Степка, горя и колеблясь, воровато выглянул из-за косяка в коридор и увидел все еще открытую дверь в свой класс:
— Была не была, всю стаю уведем у Казенкина. Айда. — И, переметнувшись животом на деревянные перила лестницы, съехал вниз. Кешка за ним.
Мария Павловна, низко держа за ремень сумку Прожогина, принесла ее в учительскую, положила у ножки своего стола и в горькой задумчивости покачала головой.
И вот Степан Прожогин второгодник. Друзей у него в новом классе нет: мальчишки сторонятся его, потому что он не скупится на подзатыльники; девчонки, те и вовсе боятся и по-за глаза, между собою, называют его переростком.
Парту себе Степка выбрал сам в последнем ряду у окна и сидел там тихо, смирно, почти не получая замечаний от учителей. Укромным уголком своим дорожил, чувствуя себя там уютно и отрешенно. Постепенно, как бы сторонясь жизни класса, он все больше и больше замыкался в себе, думал о чем-то своем, будто узнавал что-то, давно интересовавшее его.
Окна класса выходили в старинный лесной парк, в котором погибали столетние дуплистые липы, росли высокие, налитые силой жизни тополя, а дальше мешались между собою березы, ели и лиственницы, у которых под солнцем чешуйчатая кора отливала древней бронзой. По грани оврага, куда спускался парк, словно забытые в карауле, остались стоять могучие кедры, обломанные, искалеченные и давно переставшие приносить орехи. От конопляных полей школу отделила еловая рощица, которая всегда была свежа, молода и нарядна. У елей, что росли по самой опушке, нижние ветви лежали прямо на земле, и со стороны казалось, что деревья с жеманным достоинством присели в полупоклоне, широко опахнувшись подолом своего зеленого сарафана.
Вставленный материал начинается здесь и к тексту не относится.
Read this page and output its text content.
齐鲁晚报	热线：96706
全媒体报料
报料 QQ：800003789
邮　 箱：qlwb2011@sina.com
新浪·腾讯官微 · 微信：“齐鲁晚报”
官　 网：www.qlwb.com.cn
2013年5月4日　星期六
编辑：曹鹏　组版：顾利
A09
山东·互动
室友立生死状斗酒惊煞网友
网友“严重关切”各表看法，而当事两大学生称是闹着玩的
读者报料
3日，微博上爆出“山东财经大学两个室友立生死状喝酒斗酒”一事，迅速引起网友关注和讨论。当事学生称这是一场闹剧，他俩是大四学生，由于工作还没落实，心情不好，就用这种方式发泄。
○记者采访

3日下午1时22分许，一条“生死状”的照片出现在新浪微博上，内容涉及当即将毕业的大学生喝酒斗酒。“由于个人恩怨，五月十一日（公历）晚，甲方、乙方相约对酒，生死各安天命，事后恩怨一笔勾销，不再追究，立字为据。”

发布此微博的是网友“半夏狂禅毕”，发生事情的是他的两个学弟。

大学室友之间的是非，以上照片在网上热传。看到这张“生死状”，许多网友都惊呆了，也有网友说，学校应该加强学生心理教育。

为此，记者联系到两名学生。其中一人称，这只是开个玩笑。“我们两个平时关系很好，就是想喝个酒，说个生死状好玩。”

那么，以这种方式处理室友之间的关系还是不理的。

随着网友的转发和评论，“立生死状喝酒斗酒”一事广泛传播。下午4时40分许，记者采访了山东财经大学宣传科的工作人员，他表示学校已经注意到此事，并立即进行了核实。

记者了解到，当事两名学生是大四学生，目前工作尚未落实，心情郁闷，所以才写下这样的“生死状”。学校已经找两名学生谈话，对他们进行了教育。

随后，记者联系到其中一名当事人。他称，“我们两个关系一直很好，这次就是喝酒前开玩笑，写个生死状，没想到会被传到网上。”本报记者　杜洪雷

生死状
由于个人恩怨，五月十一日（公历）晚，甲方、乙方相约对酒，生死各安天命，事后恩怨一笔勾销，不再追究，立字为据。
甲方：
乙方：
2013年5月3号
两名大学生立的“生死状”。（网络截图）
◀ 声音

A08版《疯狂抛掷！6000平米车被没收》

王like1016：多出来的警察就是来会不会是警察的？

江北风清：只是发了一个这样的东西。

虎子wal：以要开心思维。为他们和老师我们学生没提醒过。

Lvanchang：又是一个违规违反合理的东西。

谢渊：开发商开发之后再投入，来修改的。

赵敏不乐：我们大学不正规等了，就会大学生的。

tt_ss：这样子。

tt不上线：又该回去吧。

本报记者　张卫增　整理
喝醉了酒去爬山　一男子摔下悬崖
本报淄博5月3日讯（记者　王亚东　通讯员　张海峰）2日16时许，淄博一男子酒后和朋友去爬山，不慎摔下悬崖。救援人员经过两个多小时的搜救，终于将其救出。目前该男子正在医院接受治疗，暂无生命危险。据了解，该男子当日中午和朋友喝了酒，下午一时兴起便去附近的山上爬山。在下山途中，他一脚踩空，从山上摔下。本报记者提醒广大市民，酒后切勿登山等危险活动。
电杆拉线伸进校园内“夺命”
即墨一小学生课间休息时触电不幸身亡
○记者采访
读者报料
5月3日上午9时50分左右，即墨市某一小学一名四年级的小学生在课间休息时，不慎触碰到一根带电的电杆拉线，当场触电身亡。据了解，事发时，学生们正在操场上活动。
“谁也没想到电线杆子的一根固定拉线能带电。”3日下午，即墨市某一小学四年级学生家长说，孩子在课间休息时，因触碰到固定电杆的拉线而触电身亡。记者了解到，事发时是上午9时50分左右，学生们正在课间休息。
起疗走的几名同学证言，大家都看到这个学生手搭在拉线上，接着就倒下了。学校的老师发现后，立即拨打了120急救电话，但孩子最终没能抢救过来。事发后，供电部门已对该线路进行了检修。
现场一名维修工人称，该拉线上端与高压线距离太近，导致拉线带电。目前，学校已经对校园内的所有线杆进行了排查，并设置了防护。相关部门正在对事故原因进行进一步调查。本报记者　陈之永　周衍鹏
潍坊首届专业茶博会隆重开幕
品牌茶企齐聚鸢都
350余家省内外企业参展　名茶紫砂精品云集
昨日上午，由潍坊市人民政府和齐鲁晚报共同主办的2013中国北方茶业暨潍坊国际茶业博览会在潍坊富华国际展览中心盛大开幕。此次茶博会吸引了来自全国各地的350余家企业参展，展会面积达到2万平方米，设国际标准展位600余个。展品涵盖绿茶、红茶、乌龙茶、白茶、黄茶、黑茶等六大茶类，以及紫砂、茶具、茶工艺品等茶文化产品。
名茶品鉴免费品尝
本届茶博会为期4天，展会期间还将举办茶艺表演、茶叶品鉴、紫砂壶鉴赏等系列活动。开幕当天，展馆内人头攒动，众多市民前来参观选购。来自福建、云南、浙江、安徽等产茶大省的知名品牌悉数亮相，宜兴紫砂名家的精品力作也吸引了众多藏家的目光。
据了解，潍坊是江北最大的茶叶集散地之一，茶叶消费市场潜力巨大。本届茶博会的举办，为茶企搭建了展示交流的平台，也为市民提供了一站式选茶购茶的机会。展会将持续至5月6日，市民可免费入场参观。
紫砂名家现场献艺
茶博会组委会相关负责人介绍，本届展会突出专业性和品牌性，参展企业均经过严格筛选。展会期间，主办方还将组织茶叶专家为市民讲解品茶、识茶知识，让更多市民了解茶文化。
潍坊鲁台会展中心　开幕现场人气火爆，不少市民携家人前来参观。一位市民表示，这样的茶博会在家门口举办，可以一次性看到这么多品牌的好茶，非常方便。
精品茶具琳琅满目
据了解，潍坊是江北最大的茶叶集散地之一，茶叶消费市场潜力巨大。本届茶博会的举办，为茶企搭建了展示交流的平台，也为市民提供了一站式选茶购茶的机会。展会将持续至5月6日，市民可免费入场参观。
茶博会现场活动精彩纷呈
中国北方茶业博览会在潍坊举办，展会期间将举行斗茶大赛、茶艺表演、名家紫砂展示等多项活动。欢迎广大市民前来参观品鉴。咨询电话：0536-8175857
Когда-то на месте нынешней двухэтажной каменной школы стоял дом-махина лесоторговца Крюкова. В дни потрясений и разлома сытое, улаженное гнездовье купчины мужики сожгли, а что сохранилось от огня, доломали, по парку прошелся беспощадный топор, под которым безвозвратно погиб заказ кондовой сосны. И по вырубкам буйно пошел в рост осинник, бузина, калина и прочая мало полезная дикоросль. Между поселком пенькового завода и парком сохранились березы еще того века, кряжистые, в солнечном достатке развальные, и горько было видеть — у многих нутро выжжено, — ребятишки прячутся в черные дыры, когда прибегают сюда играть в «красных» и «белых».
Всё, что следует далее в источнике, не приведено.